Contrairement à certaines idées reçues, Emmanuel Macron n’échappe pas à l’impôt sur le revenu. Entre obligations fiscales, avantages en nature et exigences de transparence, le régime appliqué au chef de l’État s’inscrit dans un cadre précis, souvent mal compris du grand public.
Contrairement à une croyance tenace, le président de la République n’est pas exonéré d’impôts. Emmanuel Macron est imposé comme n’importe quel contribuable français, selon le barème en vigueur, en raison de son statut d’agent public.
Son traitement, fixé par décret, entre pleinement dans l’assiette imposable. Comme tout fonctionnaire, il doit déclarer ses revenus chaque année et s’acquitter de l’impôt correspondant, en fonction de sa situation personnelle, de ses charges et d’éventuels revenus complémentaires.
Une fiscalité dépendante de la situation personnelle

Le montant exact de l’impôt payé par le chef de l’État ne fait l’objet d’aucune communication publique détaillée. Il varie en fonction de plusieurs paramètres, notamment la situation familiale, les revenus annexes et les règles fiscales applicables, comme pour tout citoyen.
Cette réalité contraste avec l’image d’un statut privilégié. En pratique, le président contribue, lui aussi, au financement des dépenses publiques, dans les mêmes conditions que les autres contribuables, sans régime fiscal dérogatoire spécifique.

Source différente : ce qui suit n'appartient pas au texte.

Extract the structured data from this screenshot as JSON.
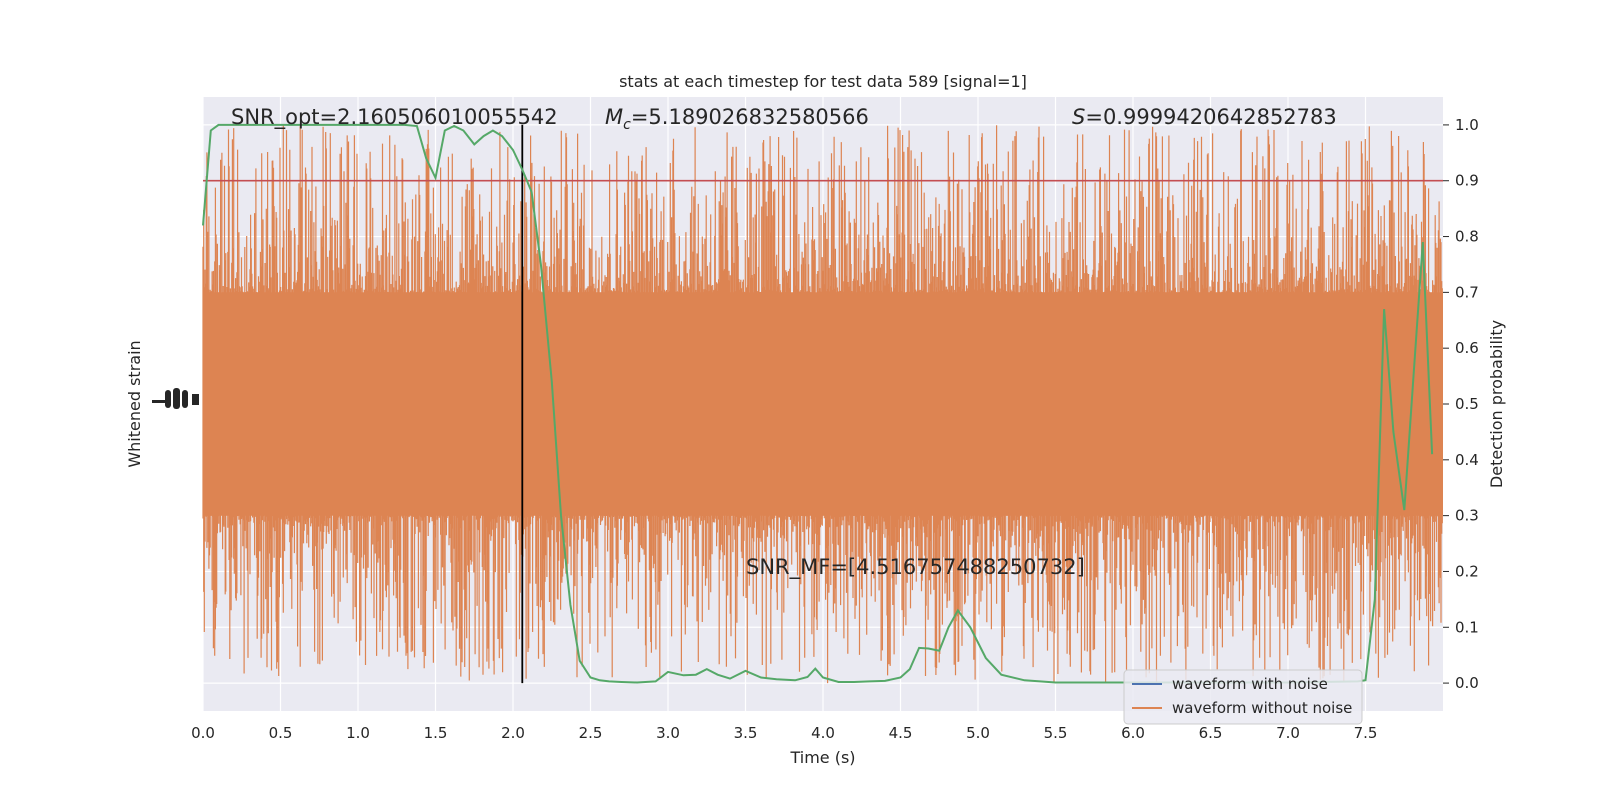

Des avantages en nature intégrés à l’imposition
Au-delà de son salaire, le président bénéficie d’avantages liés à sa fonction. Ces avantages en nature, comme les logements officiels, sont également pris en compte dans le calcul de son revenu imposable, conformément aux règles fiscales.

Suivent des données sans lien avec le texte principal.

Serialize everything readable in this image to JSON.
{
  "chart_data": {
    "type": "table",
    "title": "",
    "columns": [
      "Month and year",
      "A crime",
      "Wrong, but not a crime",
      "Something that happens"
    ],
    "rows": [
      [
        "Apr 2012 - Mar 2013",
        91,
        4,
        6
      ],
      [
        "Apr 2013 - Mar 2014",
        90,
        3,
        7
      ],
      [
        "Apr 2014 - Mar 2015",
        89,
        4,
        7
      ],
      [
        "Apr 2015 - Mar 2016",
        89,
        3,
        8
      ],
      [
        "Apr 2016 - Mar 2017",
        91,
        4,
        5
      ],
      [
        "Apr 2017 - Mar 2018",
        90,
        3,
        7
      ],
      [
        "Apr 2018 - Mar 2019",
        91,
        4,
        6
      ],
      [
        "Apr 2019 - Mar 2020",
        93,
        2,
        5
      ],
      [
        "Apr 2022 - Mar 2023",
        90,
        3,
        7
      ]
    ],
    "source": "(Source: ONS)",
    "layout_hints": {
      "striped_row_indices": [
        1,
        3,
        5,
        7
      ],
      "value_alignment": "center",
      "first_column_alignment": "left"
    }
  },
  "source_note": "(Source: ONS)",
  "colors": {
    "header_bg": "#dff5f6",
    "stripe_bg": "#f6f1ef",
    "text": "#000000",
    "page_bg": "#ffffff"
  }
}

Le Palais de l’Élysée est considéré comme sa résidence principale, mais d’autres lieux officiels peuvent être utilisés. Ces dispositifs sont traités fiscalement comme n’importe quel avantage accordé à un salarié, leur valeur étant intégrée à l’imposition, à l’image des logements de fonction dans d’autres postes publics.

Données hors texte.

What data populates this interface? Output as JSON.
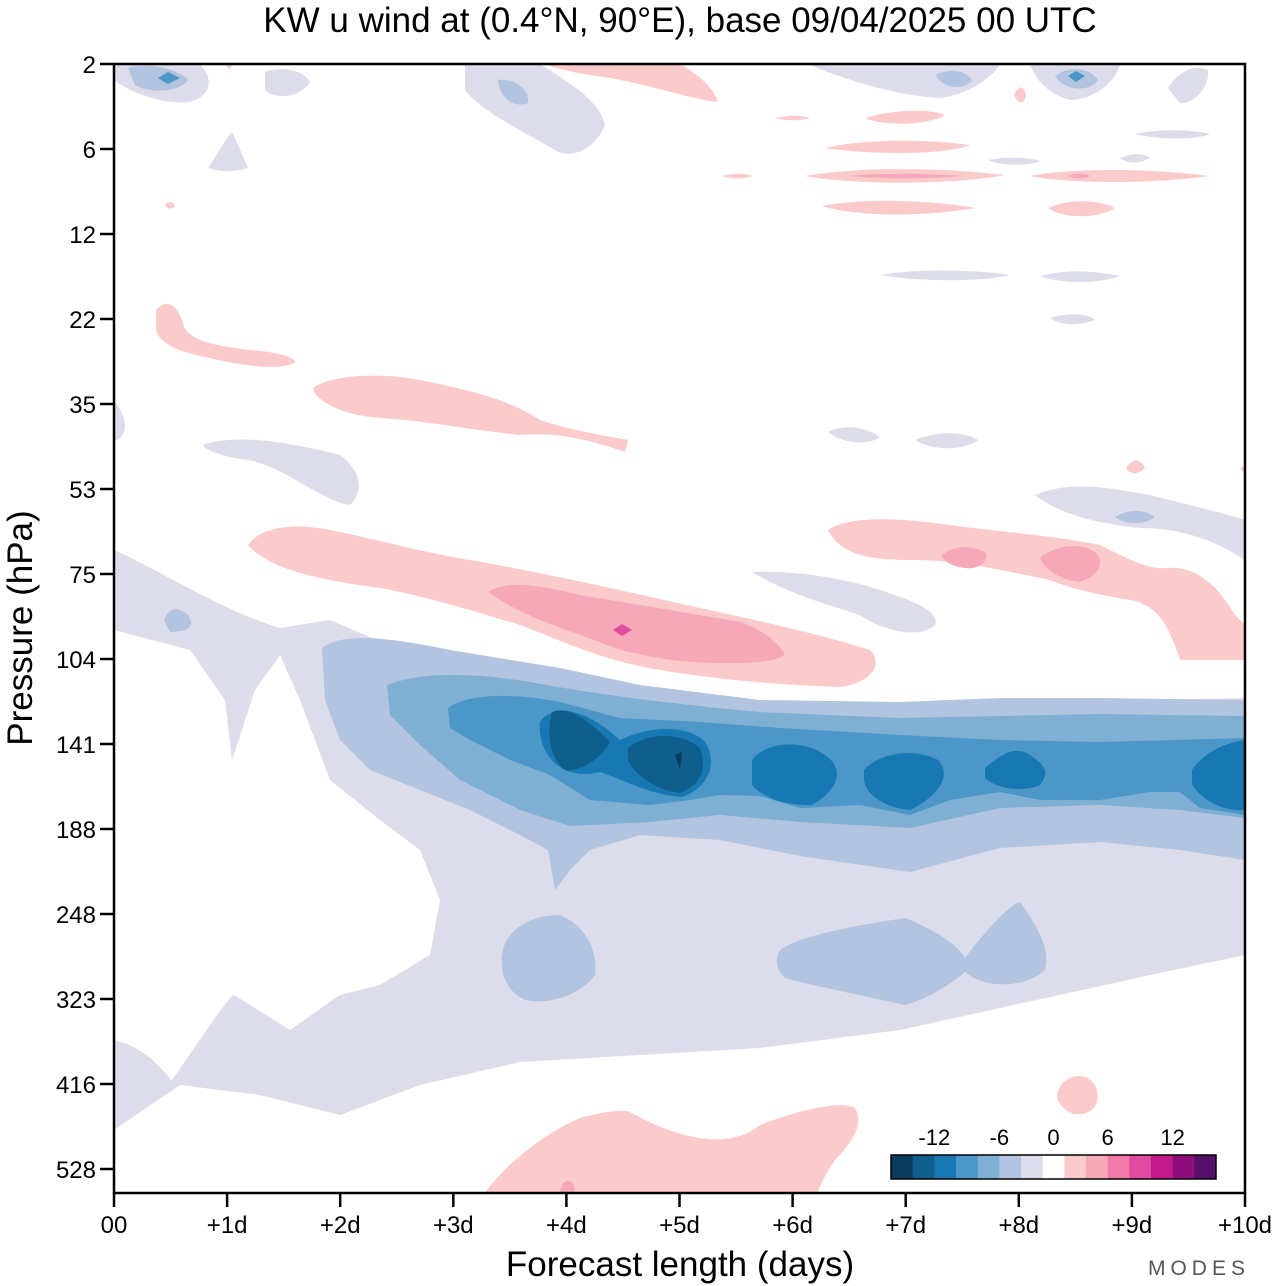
{
  "chart_data": {
    "type": "heatmap",
    "title": "KW u wind at (0.4°N, 90°E),  base 09/04/2025  00 UTC",
    "xlabel": "Forecast length (days)",
    "ylabel": "Pressure (hPa)",
    "x_ticks": [
      "00",
      "+1d",
      "+2d",
      "+3d",
      "+4d",
      "+5d",
      "+6d",
      "+7d",
      "+8d",
      "+9d",
      "+10d"
    ],
    "xlim": [
      0,
      10
    ],
    "y_ticks": [
      2,
      6,
      12,
      22,
      35,
      53,
      75,
      104,
      141,
      188,
      248,
      323,
      416,
      528
    ],
    "y_scale": "log (inverted)",
    "colorbar": {
      "ticks": [
        "-12",
        "-6",
        "0",
        "6",
        "12"
      ],
      "levels": [
        -16,
        -14,
        -12,
        -10,
        -8,
        -6,
        -4,
        -2,
        2,
        4,
        6,
        8,
        10,
        12,
        14,
        16
      ],
      "colors": [
        "#0b3c5d",
        "#0f5e8c",
        "#1878b4",
        "#4c97c7",
        "#7fb0d4",
        "#b2c4df",
        "#dcdceb",
        "#ffffff",
        "#fbcbcb",
        "#f7a8b8",
        "#f07aa8",
        "#e04aa0",
        "#c21a8a",
        "#8e0e7d",
        "#55106e"
      ],
      "placement": "bottom-right"
    },
    "features": [
      {
        "kind": "easterly",
        "max_speed": -16,
        "x": 4.6,
        "pressure": 141
      },
      {
        "kind": "easterly",
        "max_speed": -12,
        "x": 6.0,
        "pressure": 150
      },
      {
        "kind": "easterly",
        "max_speed": -12,
        "x": 7.0,
        "pressure": 150
      },
      {
        "kind": "westerly",
        "max_speed": 10,
        "x": 4.5,
        "pressure": 90
      },
      {
        "kind": "westerly",
        "max_speed": 4,
        "x": 5.0,
        "pressure": 500
      }
    ],
    "brand": "MODES"
  }
}
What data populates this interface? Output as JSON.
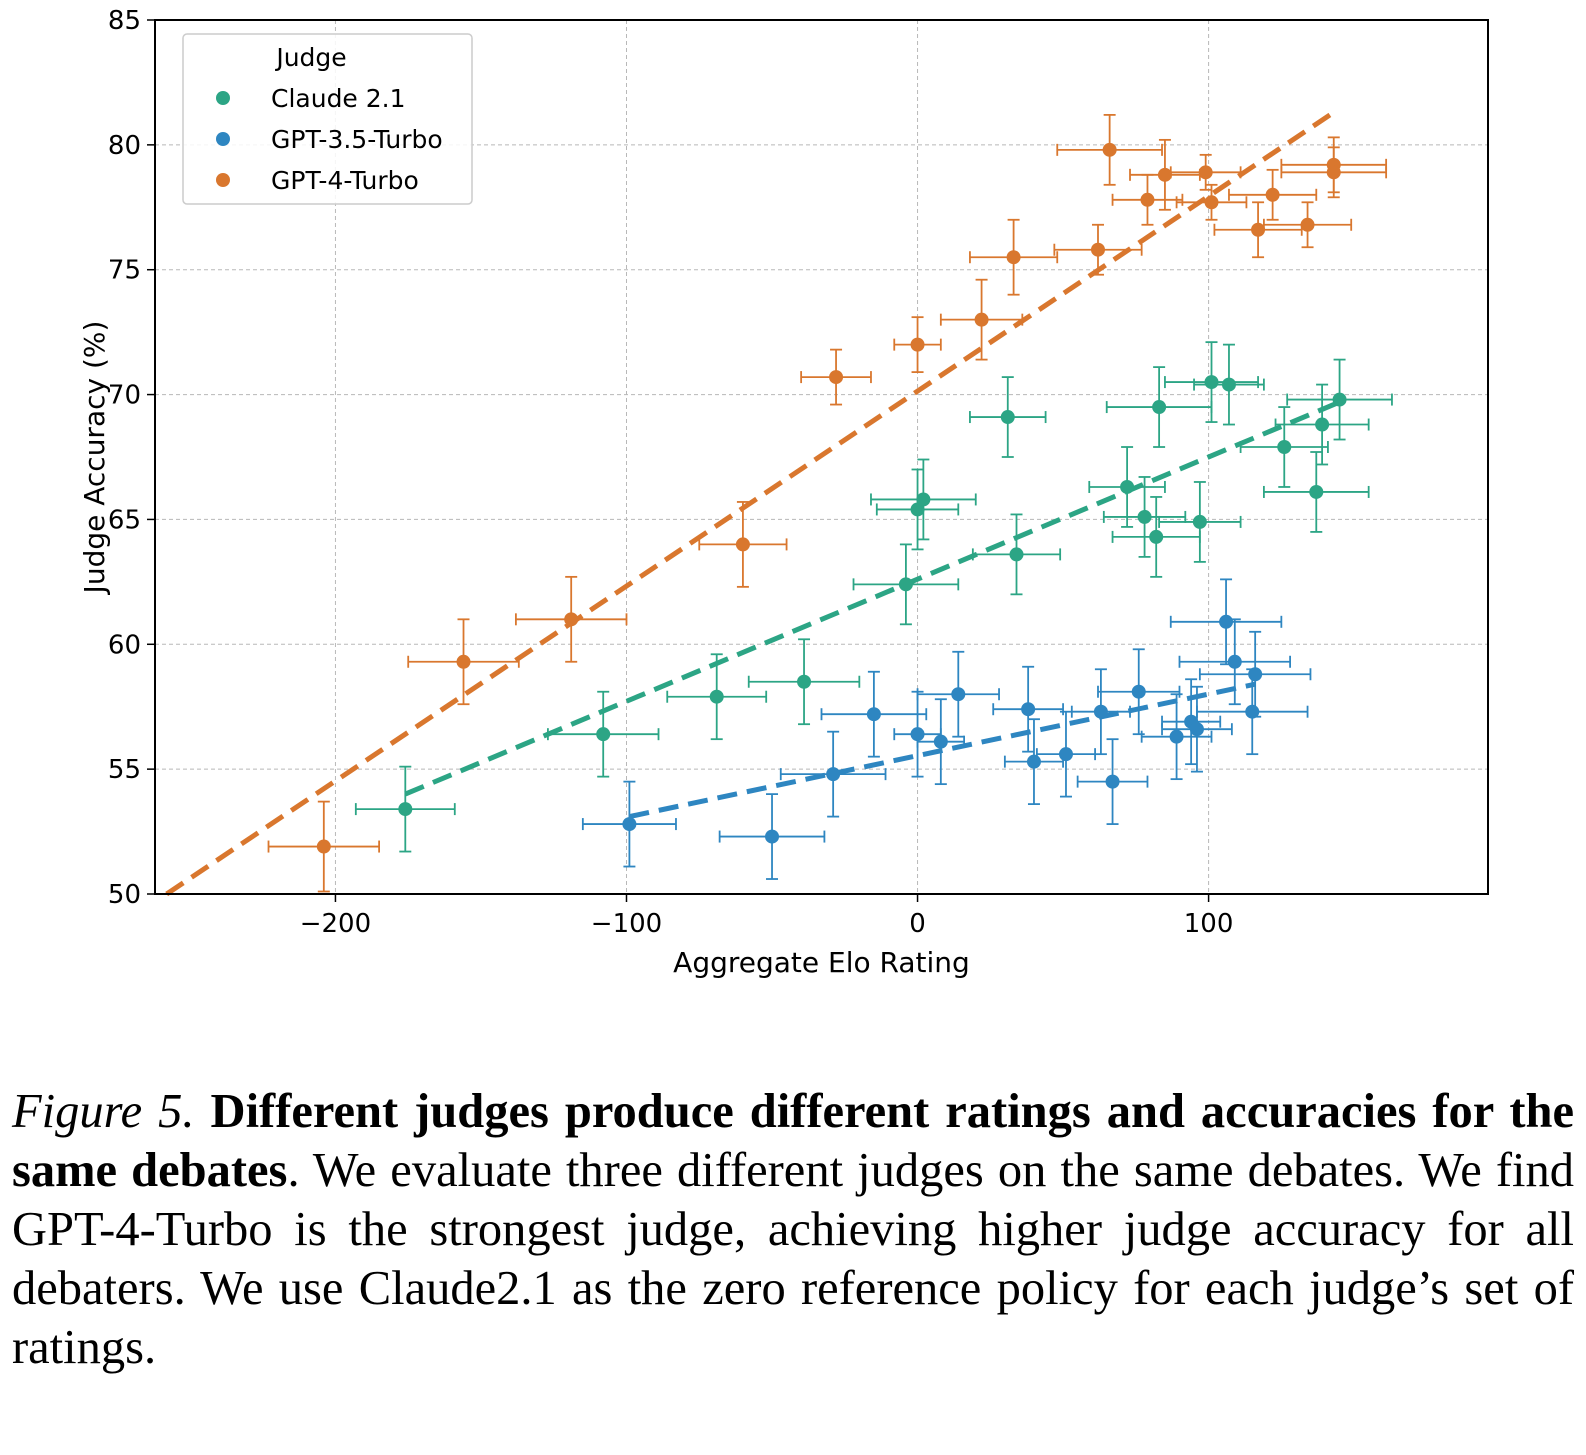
{
  "chart_data": {
    "type": "scatter",
    "title": "",
    "xlabel": "Aggregate Elo Rating",
    "ylabel": "Judge Accuracy (%)",
    "xlim": [
      -262,
      196
    ],
    "ylim": [
      50,
      85
    ],
    "xticks": [
      "−200",
      "−100",
      "0",
      "100"
    ],
    "xtick_values": [
      -200,
      -100,
      0,
      100
    ],
    "yticks": [
      "50",
      "55",
      "60",
      "65",
      "70",
      "75",
      "80",
      "85"
    ],
    "ytick_values": [
      50,
      55,
      60,
      65,
      70,
      75,
      80,
      85
    ],
    "grid": true,
    "legend": {
      "title": "Judge",
      "location": "upper-left"
    },
    "series": [
      {
        "name": "Claude 2.1",
        "color": "#2ca585",
        "points": [
          {
            "x": -176,
            "y": 53.4,
            "xerr": 17,
            "yerr": 1.7
          },
          {
            "x": -108,
            "y": 56.4,
            "xerr": 19,
            "yerr": 1.7
          },
          {
            "x": -69,
            "y": 57.9,
            "xerr": 17,
            "yerr": 1.7
          },
          {
            "x": -39,
            "y": 58.5,
            "xerr": 19,
            "yerr": 1.7
          },
          {
            "x": -4,
            "y": 62.4,
            "xerr": 18,
            "yerr": 1.6
          },
          {
            "x": 0,
            "y": 65.4,
            "xerr": 14,
            "yerr": 1.6
          },
          {
            "x": 2,
            "y": 65.8,
            "xerr": 18,
            "yerr": 1.6
          },
          {
            "x": 31,
            "y": 69.1,
            "xerr": 13,
            "yerr": 1.6
          },
          {
            "x": 34,
            "y": 63.6,
            "xerr": 15,
            "yerr": 1.6
          },
          {
            "x": 72,
            "y": 66.3,
            "xerr": 13,
            "yerr": 1.6
          },
          {
            "x": 78,
            "y": 65.1,
            "xerr": 14,
            "yerr": 1.6
          },
          {
            "x": 82,
            "y": 64.3,
            "xerr": 15,
            "yerr": 1.6
          },
          {
            "x": 83,
            "y": 69.5,
            "xerr": 18,
            "yerr": 1.6
          },
          {
            "x": 97,
            "y": 64.9,
            "xerr": 14,
            "yerr": 1.6
          },
          {
            "x": 101,
            "y": 70.5,
            "xerr": 16,
            "yerr": 1.6
          },
          {
            "x": 107,
            "y": 70.4,
            "xerr": 12,
            "yerr": 1.6
          },
          {
            "x": 126,
            "y": 67.9,
            "xerr": 15,
            "yerr": 1.6
          },
          {
            "x": 137,
            "y": 66.1,
            "xerr": 18,
            "yerr": 1.6
          },
          {
            "x": 139,
            "y": 68.8,
            "xerr": 16,
            "yerr": 1.6
          },
          {
            "x": 145,
            "y": 69.8,
            "xerr": 18,
            "yerr": 1.6
          }
        ],
        "fit": {
          "x": [
            -176,
            145
          ],
          "y": [
            54.0,
            69.7
          ]
        }
      },
      {
        "name": "GPT-3.5-Turbo",
        "color": "#2e86c1",
        "points": [
          {
            "x": -99,
            "y": 52.8,
            "xerr": 16,
            "yerr": 1.7
          },
          {
            "x": -50,
            "y": 52.3,
            "xerr": 18,
            "yerr": 1.7
          },
          {
            "x": -29,
            "y": 54.8,
            "xerr": 18,
            "yerr": 1.7
          },
          {
            "x": -15,
            "y": 57.2,
            "xerr": 18,
            "yerr": 1.7
          },
          {
            "x": 0,
            "y": 56.4,
            "xerr": 8,
            "yerr": 1.7
          },
          {
            "x": 8,
            "y": 56.1,
            "xerr": 8,
            "yerr": 1.7
          },
          {
            "x": 14,
            "y": 58.0,
            "xerr": 14,
            "yerr": 1.7
          },
          {
            "x": 38,
            "y": 57.4,
            "xerr": 12,
            "yerr": 1.7
          },
          {
            "x": 40,
            "y": 55.3,
            "xerr": 10,
            "yerr": 1.7
          },
          {
            "x": 51,
            "y": 55.6,
            "xerr": 10,
            "yerr": 1.7
          },
          {
            "x": 63,
            "y": 57.3,
            "xerr": 10,
            "yerr": 1.7
          },
          {
            "x": 67,
            "y": 54.5,
            "xerr": 12,
            "yerr": 1.7
          },
          {
            "x": 76,
            "y": 58.1,
            "xerr": 14,
            "yerr": 1.7
          },
          {
            "x": 89,
            "y": 56.3,
            "xerr": 12,
            "yerr": 1.7
          },
          {
            "x": 94,
            "y": 56.9,
            "xerr": 10,
            "yerr": 1.7
          },
          {
            "x": 96,
            "y": 56.6,
            "xerr": 12,
            "yerr": 1.7
          },
          {
            "x": 106,
            "y": 60.9,
            "xerr": 19,
            "yerr": 1.7
          },
          {
            "x": 109,
            "y": 59.3,
            "xerr": 19,
            "yerr": 1.7
          },
          {
            "x": 115,
            "y": 57.3,
            "xerr": 19,
            "yerr": 1.7
          },
          {
            "x": 116,
            "y": 58.8,
            "xerr": 19,
            "yerr": 1.7
          }
        ],
        "fit": {
          "x": [
            -99,
            116
          ],
          "y": [
            53.1,
            58.4
          ]
        }
      },
      {
        "name": "GPT-4-Turbo",
        "color": "#d9772e",
        "points": [
          {
            "x": -204,
            "y": 51.9,
            "xerr": 19,
            "yerr": 1.8
          },
          {
            "x": -156,
            "y": 59.3,
            "xerr": 19,
            "yerr": 1.7
          },
          {
            "x": -119,
            "y": 61.0,
            "xerr": 19,
            "yerr": 1.7
          },
          {
            "x": -60,
            "y": 64.0,
            "xerr": 15,
            "yerr": 1.7
          },
          {
            "x": -28,
            "y": 70.7,
            "xerr": 12,
            "yerr": 1.1
          },
          {
            "x": 0,
            "y": 72.0,
            "xerr": 8,
            "yerr": 1.1
          },
          {
            "x": 22,
            "y": 73.0,
            "xerr": 14,
            "yerr": 1.6
          },
          {
            "x": 33,
            "y": 75.5,
            "xerr": 15,
            "yerr": 1.5
          },
          {
            "x": 62,
            "y": 75.8,
            "xerr": 15,
            "yerr": 1.0
          },
          {
            "x": 66,
            "y": 79.8,
            "xerr": 18,
            "yerr": 1.4
          },
          {
            "x": 79,
            "y": 77.8,
            "xerr": 12,
            "yerr": 1.0
          },
          {
            "x": 85,
            "y": 78.8,
            "xerr": 12,
            "yerr": 1.4
          },
          {
            "x": 99,
            "y": 78.9,
            "xerr": 12,
            "yerr": 0.7
          },
          {
            "x": 101,
            "y": 77.7,
            "xerr": 12,
            "yerr": 0.7
          },
          {
            "x": 117,
            "y": 76.6,
            "xerr": 15,
            "yerr": 1.1
          },
          {
            "x": 122,
            "y": 78.0,
            "xerr": 15,
            "yerr": 1.0
          },
          {
            "x": 134,
            "y": 76.8,
            "xerr": 15,
            "yerr": 0.9
          },
          {
            "x": 143,
            "y": 79.2,
            "xerr": 18,
            "yerr": 1.1
          },
          {
            "x": 143,
            "y": 78.9,
            "xerr": 18,
            "yerr": 1.0
          }
        ],
        "fit": {
          "x": [
            -258,
            143
          ],
          "y": [
            50.0,
            81.3
          ]
        }
      }
    ]
  },
  "caption": {
    "label": "Figure 5.",
    "bold_text": "Different judges produce different ratings and accuracies for the same debates",
    "body_text": ". We evaluate three different judges on the same debates. We find GPT-4-Turbo is the strongest judge, achieving higher judge accuracy for all debaters. We use Claude2.1 as the zero reference policy for each judge’s set of ratings."
  }
}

Une transparence renforcée par la loi

Depuis 2013, les obligations de transparence se sont nettement renforcées. Le président doit déclarer son patrimoine et ses intérêts auprès de la Haute Autorité pour la transparence de la vie publique, aussi bien au début qu’à la fin de son mandat.
Ces déclarations font l’objet d’un contrôle rigoureux. L’administration fiscale est chargée d’en vérifier la sincérité, garantissant un suivi encadré de la situation patrimoniale du chef de l’État, même si certaines procédures judiciaires restent suspendues pendant la durée du mandat.
Les anciens dirigeants au cœur des critiques
Si la fiscalité du président en exercice est strictement encadrée, celle des anciens responsables politiques suscite davantage de débats. Les ex-chefs d’État et anciens Premiers ministres continuent de bénéficier de certains avantages financés par l’État, tels que logements, sécurité ou moyens de transport.